Four Dollar signs in Makefile

Question

I am reading the document of GNU Make. Here is an example

%.d: %.c

    @set -e; rm -f $@; \

     $(CC) -M $(CPPFLAGS) $< > $@.$$$$; \

     sed ’s,\($*\)\.o[ :]*,\1.o $@ : ,g’ < $@.$$$$ > $@; \

     rm -f $@.$$$$

I tried this on a C++ program, and got the list of files

init3d.d init3d.d.18449 input.d input.d.18444 main.d main.d.18439

Here is what I found but don't understand in the same document

If you have enabled secondary expansion and you want a literal dollar sign in the prerequisites list, you must actually write four dollar signs (‘$$$$’).

I wonder what the four dollar signs "$$$$" mean actually? How do they 18449, 18444 or 18439?

Thanks and regards!

Answer 1

If make "secondary expansion" is enabled, $$$$ is required in order to generate a single $ in the actual output. $ is normally used to expand variables, call make functions, etc. $$ with secondary expansion enabled does something else, but otherwise it generates an actual $ in the output.

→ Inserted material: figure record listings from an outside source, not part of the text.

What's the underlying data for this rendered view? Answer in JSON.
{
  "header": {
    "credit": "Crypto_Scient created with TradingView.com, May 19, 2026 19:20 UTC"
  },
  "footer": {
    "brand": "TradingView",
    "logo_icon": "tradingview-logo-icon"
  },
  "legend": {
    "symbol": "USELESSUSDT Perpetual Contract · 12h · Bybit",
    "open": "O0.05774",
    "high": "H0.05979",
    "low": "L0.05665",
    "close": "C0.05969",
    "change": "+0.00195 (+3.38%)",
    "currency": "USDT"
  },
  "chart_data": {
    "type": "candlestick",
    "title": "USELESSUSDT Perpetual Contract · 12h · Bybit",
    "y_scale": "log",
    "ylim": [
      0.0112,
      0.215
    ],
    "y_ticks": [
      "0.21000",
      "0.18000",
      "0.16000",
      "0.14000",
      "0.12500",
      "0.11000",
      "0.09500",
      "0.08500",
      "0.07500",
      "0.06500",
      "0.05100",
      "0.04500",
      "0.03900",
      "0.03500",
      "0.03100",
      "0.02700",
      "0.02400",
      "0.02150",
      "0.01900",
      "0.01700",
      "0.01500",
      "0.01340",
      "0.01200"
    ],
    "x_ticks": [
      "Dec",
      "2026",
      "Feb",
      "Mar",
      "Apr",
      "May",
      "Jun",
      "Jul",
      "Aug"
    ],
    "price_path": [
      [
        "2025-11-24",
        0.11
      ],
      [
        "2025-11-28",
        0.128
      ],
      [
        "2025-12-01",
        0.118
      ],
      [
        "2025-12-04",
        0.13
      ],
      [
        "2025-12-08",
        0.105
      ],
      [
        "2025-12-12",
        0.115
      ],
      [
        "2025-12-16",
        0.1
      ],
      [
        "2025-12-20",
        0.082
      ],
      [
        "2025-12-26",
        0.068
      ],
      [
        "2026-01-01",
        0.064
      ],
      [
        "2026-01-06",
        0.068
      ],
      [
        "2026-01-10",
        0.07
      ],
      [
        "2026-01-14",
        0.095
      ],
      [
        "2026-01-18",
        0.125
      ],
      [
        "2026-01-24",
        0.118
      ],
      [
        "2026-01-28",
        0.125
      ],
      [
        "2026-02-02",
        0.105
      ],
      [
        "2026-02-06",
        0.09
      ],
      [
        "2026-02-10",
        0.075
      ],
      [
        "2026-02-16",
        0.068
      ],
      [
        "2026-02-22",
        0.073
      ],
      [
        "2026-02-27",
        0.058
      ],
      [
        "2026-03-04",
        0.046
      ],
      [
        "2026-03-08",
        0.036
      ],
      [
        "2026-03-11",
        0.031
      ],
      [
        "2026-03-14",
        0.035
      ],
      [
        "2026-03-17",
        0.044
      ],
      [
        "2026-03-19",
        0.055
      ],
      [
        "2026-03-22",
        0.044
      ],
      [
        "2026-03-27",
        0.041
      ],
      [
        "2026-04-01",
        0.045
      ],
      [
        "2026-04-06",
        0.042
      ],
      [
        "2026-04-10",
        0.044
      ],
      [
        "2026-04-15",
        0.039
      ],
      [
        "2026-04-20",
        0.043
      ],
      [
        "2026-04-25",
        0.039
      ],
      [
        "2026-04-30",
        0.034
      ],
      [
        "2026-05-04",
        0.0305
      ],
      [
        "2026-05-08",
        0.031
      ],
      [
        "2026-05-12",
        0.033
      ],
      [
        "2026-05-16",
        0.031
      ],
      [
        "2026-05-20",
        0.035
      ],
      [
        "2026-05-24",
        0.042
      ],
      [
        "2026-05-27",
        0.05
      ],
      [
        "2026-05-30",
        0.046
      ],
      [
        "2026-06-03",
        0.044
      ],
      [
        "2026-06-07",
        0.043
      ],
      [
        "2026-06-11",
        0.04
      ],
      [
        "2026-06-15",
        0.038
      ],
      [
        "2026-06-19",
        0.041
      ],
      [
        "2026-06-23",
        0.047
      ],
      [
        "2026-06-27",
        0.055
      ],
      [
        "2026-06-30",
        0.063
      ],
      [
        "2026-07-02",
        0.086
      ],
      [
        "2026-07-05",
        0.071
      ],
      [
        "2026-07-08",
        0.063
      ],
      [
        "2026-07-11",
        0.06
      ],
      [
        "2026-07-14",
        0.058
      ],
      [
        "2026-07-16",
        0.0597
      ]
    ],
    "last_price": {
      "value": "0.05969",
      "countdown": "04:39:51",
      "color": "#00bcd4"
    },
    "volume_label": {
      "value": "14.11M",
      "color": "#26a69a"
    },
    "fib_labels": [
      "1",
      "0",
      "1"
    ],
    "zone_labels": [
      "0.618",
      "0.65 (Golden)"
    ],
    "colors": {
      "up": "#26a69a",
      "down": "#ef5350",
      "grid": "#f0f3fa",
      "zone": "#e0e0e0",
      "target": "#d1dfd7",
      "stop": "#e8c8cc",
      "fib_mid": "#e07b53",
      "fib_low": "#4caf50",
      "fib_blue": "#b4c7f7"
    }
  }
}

The shell that make uses to execute command-lines on Unix-like systems normally interprets $$ as expand to shell process ID. So, without secondary expansion enabled, $$$$ will turn into $$ in the output, which the shell will expand to the process ID.

(Using the shell process ID as a suffix is a simple way of trying to guarantee uniqueness of file name for a temporary file.)

Answer 2

$$ will be converted to $, but in Makefile rules (which are shell expressions) you'll have to also escape the resulting $ using a \ or by using single quotes ' around your expression.

Here is an example that demonstrates it:

DOLLAR:=$$
dollar:
    echo '$$'  >  $@
    echo "\$$" >> $@
    echo '$(DOLLAR)'  >> $@
    echo "\$(DOLLAR)" >> $@
    cat dollar

Answer 3

18449, 18444 or 18439 look like process ids so maybe a process ID?